7 MAART 2024. - Koninklijk besluit tot uitvoering van de artikelen 23/3, § 1, derde lid, en 25/1, § 1, derde lid, van de wet van 24 oktober 2011 tot vrijwaring van een duurzame financiering van de pensioenen van de vastbenoemde personeelsleden van de provinciale en plaatselijke overheidsdiensten en van de lokale politiezones, tot wijziging van de wet van 6 mei 2002 tot oprichting van het fonds voor de pensioenen van de geïntegreerde politie en houdende bijzondere bepalingen inzake sociale zekerheid en houdende diverse wijzigingsbepalingen
Art. 1-4
Artikel 1. De huidige waarde van het pensioenbedrag bedoeld in de artikelen 23/3, § 1, derde lid, en 25/1, § 1, derde lid, van de wet van 24 oktober 2011 tot vrijwaring van een duurzame financiering van de pensioenen van de vastbenoemde personeelsleden van de provinciale en plaatselijke overheidsdiensten en van de lokale politiezones, tot wijziging van de wet van 6 mei 2002 tot oprichting van het fonds voor de pensioenen van de geïntegreerde politie en houdende bijzondere bepalingen inzake sociale zekerheid en houdende diverse wijzigingsbepalingen wordt bepaald rekening houdend met een intrestvoet overeenstemmend met de gemiddelde intrestvoet op de OLO's op 10 jaar, een indexatievoet van 2 % en de prospectieve sterftetafels van het Federaal Planbureau.

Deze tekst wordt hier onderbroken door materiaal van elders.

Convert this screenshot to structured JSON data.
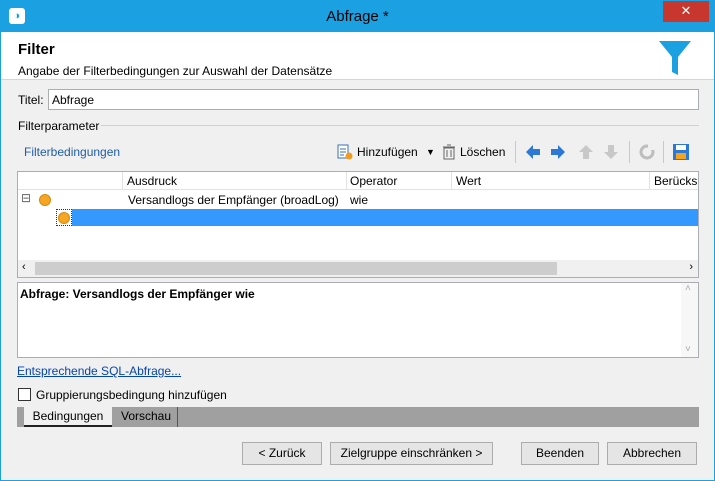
{
  "window": {
    "title": "Abfrage *",
    "close_glyph": "✕"
  },
  "header": {
    "title": "Filter",
    "subtitle": "Angabe der Filterbedingungen zur Auswahl der Datensätze"
  },
  "titel": {
    "label": "Titel:",
    "value": "Abfrage"
  },
  "section": {
    "label": "Filterparameter"
  },
  "toolbar": {
    "label": "Filterbedingungen",
    "add_label": "Hinzufügen",
    "delete_label": "Löschen"
  },
  "grid": {
    "columns": [
      "Ausdruck",
      "Operator",
      "Wert",
      "Berücks"
    ],
    "rows": [
      {
        "expand": "⊟",
        "expression": "Versandlogs der Empfänger (broadLog)",
        "operator": "wie",
        "value": ""
      }
    ]
  },
  "description": {
    "text": "Abfrage: Versandlogs der Empfänger wie"
  },
  "sql_link": "Entsprechende SQL-Abfrage...",
  "grouping": {
    "label": "Gruppierungsbedingung hinzufügen",
    "checked": false
  },
  "tabs": [
    "Bedingungen",
    "Vorschau"
  ],
  "buttons": {
    "back": "< Zurück",
    "narrow": "Zielgruppe einschränken >",
    "finish": "Beenden",
    "cancel": "Abbrechen"
  },
  "colors": {
    "accent": "#1ba1e2",
    "selection": "#3399ff",
    "close": "#c7372d",
    "dot": "#f6a623"
  }
}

De in het eerste lid bedoelde gemiddelde intrestvoet wordt vastgesteld op het gemiddelde van de intrestvoet op de OLO's die van toepassing was op de eerste dag van elke kalendermaand van de periode van 3 jaar die eindigt op de eerste dag van de derde maand voorafgaand aan de datum van betaling van de éénmalige bijdrage aan de FPD.

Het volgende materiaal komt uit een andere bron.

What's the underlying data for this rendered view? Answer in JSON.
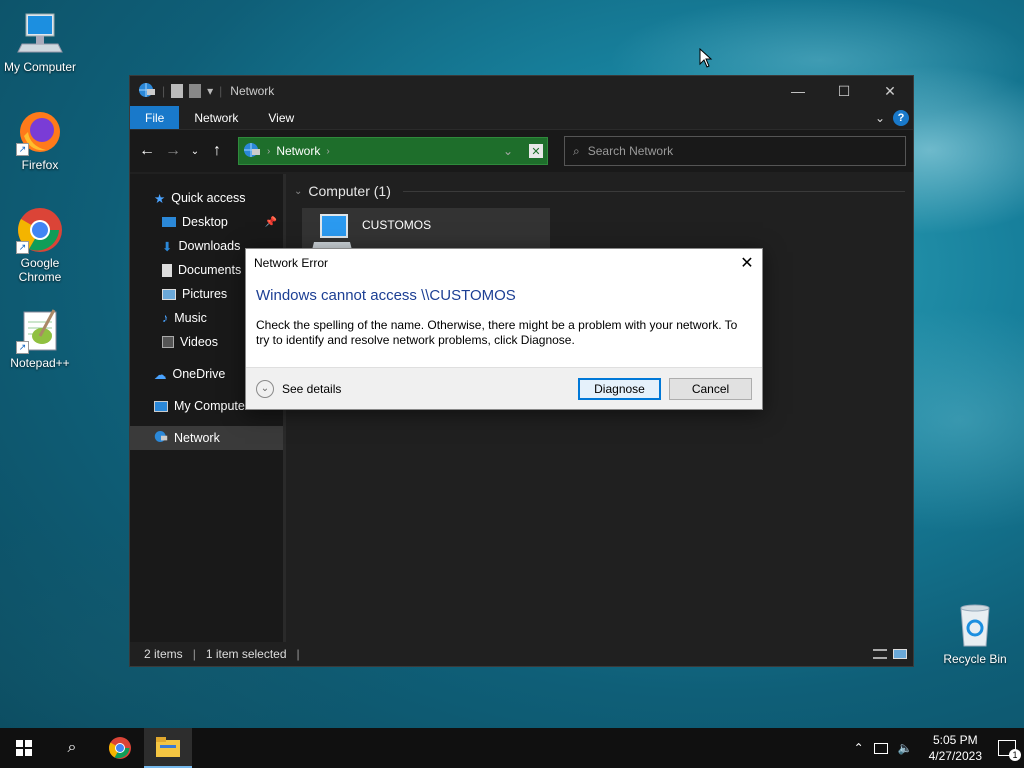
{
  "desktop": {
    "icons": [
      {
        "label": "My Computer"
      },
      {
        "label": "Firefox"
      },
      {
        "label": "Google Chrome"
      },
      {
        "label": "Notepad++"
      },
      {
        "label": "Recycle Bin"
      }
    ]
  },
  "explorer": {
    "title": "Network",
    "ribbon_tabs": [
      "File",
      "Network",
      "View"
    ],
    "address": {
      "crumb": "Network"
    },
    "search": {
      "placeholder": "Search Network"
    },
    "nav": {
      "quick_access": "Quick access",
      "items": [
        "Desktop",
        "Downloads",
        "Documents",
        "Pictures",
        "Music",
        "Videos"
      ],
      "onedrive": "OneDrive",
      "my_computer": "My Computer",
      "network": "Network"
    },
    "group_header": "Computer (1)",
    "computer_name": "CUSTOMOS",
    "status": {
      "items": "2 items",
      "selected": "1 item selected"
    }
  },
  "dialog": {
    "title": "Network Error",
    "main_instruction": "Windows cannot access \\\\CUSTOMOS",
    "message": "Check the spelling of the name. Otherwise, there might be a problem with your network. To try to identify and resolve network problems, click Diagnose.",
    "details_label": "See details",
    "diagnose_label": "Diagnose",
    "cancel_label": "Cancel"
  },
  "taskbar": {
    "time": "5:05 PM",
    "date": "4/27/2023",
    "notification_count": "1"
  },
  "colors": {
    "accent": "#1979ca",
    "address_bar": "#1e6e2b",
    "dialog_title_text": "#1c3f94"
  }
}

Art.2. In afwijking van artikel 1 wordt de indexatievoet vastgesteld op 3,50 % voor het jaar 2024.
Art.3. Dit besluit treedt in werking op de dag volgend op zijn bekendmaking in het Belgisch Staatsblad.
Art. 4. De minister bevoegd voor Pensioenen is belast met de uitvoering van dit besluit.